ROSEMONT, Ill. — Kris Joseph scored 22 points and No. 1 Syracuse used its defense and depth to rout DePaul 87-68 on Sunday, the unbeaten Orange's 15th straight victory.
C.J. Fair added 16 points, Dion Waiters had 13 and Fab Melo scored 12 points to go with six blocks for the Orange (15-0, 2-0 Big East).
Syracuse opened 18-0 last season and the Orange's best start under coach Jim Boeheim was 19 straight wins to kick off 1999-2000.
DePaul (9-4, 0-1) had its five-game winning streak snapped and dropped to 3-18 all-time facing No. 1-ranked teams. Cleveland Melvin led the Blue Demons with 23 points.
Syracuse held DePaul to 30.8 shooting in the first half — 0 for 8 on 3-pointers — and blocked five shots, three by the 7-foot Melo. The Orange shot 65.5 percent and had a 19-9 rebounding edge in opening a 45-26 lead.
Playing its first game since Dec. 21, DePaul chopped the lead to 16 midway through the second half but could never make a serious run. When Melo's block led a runout and Syracuse pushed the lead to 85-57 with about 4 minutes left, some of the crowd at the Allstate Arena started to head for the exits.
A 15-2 run featuring Joseph's slam on a fastbreak pass from Brandon Triche gave the Orange a 17-9 lead.
Melo's long arms altered numerous shots as the Orange defense set the tempo early. Eight points from Melvin kept the Blue Demons close. Joseph hit a 3-pointer and two free throws and another 3-pointer and drive by James Southerland put the Orange up 11 points with about 7 minutes left in the half.
When Scoop Jardine and Waiters drove strong to the basket for layups, the Orange had run off nine straight points for a 33-18 lead.
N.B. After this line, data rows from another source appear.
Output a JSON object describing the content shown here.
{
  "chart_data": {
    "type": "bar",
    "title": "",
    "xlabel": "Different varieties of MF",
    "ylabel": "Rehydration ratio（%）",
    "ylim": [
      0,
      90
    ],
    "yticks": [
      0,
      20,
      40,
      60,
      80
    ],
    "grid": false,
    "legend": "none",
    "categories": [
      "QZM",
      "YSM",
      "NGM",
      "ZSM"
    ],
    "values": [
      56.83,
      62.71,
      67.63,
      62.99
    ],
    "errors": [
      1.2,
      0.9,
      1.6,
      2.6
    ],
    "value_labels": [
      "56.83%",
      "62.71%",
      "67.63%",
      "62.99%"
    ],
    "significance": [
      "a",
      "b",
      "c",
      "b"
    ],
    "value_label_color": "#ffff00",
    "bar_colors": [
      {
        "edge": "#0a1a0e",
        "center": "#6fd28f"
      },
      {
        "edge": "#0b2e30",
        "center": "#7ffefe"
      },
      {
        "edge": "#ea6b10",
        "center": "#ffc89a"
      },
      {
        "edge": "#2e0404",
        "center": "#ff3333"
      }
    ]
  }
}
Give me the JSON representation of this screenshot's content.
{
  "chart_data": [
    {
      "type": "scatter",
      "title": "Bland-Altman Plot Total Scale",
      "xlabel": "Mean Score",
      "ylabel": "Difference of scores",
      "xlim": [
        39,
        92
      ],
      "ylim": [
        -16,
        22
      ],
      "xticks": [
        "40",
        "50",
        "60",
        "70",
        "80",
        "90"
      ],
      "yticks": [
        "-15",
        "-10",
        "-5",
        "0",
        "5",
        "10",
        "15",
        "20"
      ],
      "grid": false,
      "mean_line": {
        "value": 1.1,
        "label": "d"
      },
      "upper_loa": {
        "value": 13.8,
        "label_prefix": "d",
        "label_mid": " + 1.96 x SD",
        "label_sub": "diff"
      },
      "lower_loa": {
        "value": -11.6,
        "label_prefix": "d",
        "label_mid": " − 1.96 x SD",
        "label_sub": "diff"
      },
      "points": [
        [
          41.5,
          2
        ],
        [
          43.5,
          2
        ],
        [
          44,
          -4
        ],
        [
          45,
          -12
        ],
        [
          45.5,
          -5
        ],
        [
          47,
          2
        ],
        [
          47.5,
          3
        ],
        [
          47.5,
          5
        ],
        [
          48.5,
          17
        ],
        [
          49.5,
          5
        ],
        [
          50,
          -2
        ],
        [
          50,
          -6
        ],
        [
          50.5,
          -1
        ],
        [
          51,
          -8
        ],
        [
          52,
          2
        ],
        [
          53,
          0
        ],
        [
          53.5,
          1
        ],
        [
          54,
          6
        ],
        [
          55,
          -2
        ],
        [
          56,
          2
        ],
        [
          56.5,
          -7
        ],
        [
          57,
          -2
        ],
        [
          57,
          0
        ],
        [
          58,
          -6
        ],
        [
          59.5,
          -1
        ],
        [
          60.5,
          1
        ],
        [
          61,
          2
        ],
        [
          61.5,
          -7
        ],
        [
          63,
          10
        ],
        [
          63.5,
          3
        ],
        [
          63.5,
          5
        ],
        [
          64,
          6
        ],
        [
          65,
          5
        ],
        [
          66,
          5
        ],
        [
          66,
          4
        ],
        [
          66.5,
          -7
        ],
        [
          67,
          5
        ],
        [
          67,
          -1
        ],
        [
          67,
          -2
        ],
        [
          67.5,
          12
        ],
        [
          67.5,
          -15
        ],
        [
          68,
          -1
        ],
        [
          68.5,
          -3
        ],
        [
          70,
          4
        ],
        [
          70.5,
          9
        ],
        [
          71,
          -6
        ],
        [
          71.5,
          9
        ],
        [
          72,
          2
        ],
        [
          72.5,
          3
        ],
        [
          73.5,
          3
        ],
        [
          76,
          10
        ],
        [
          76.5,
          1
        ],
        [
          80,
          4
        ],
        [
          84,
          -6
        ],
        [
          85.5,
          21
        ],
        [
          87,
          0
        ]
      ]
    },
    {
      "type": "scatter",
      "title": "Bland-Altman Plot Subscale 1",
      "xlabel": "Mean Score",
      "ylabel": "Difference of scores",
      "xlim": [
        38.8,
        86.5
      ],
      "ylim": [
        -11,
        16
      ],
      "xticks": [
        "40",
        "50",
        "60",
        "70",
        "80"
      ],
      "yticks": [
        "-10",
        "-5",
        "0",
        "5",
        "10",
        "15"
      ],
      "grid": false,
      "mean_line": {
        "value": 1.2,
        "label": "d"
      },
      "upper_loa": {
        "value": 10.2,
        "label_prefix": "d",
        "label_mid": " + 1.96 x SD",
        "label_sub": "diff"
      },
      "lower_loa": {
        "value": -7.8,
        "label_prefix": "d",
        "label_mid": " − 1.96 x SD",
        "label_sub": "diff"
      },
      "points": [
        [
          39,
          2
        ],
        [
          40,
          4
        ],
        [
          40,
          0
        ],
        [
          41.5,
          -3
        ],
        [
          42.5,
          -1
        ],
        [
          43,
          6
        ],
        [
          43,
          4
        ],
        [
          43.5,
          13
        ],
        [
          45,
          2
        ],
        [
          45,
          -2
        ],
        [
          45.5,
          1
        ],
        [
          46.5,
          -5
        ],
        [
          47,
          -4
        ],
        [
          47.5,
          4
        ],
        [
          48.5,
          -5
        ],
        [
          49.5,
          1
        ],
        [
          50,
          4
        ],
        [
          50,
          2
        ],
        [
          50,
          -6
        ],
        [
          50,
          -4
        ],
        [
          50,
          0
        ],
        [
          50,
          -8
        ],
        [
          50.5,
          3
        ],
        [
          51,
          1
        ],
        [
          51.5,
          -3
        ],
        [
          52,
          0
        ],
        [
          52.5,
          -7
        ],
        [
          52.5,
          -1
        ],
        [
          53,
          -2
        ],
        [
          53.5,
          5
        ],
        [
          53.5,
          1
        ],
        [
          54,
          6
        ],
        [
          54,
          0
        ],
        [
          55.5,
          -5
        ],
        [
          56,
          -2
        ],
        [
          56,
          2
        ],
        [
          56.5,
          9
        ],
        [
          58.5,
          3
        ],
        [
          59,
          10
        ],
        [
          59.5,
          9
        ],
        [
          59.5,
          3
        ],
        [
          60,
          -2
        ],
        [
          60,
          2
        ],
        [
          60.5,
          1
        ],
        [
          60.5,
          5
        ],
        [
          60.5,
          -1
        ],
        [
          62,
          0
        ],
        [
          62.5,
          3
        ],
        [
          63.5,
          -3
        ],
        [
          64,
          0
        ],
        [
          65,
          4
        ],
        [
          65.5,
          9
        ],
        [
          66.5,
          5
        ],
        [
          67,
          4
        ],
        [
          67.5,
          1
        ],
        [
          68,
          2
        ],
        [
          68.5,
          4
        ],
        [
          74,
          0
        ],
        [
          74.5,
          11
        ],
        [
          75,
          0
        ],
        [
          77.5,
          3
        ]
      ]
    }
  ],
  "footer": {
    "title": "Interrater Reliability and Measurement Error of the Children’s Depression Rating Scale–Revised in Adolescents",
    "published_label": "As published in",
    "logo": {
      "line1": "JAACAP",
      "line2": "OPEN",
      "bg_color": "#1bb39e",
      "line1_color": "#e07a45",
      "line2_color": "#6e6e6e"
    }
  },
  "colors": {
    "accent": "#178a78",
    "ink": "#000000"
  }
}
The high-leaping left-handed Fair hit two straight baskets from in close and Michael Carter-Williams' steal and layup pushed the lead to 19 with just under 2 minutes left in the opening half. Joseph's jumper made it a 21-point lead
DePaul tried some trapping fullcourt defenses but after a couple of early Syracuse turnovers did little to stop the Orange.
DePaul shot 40 percent for the game to 58.6 percent for Syracuse.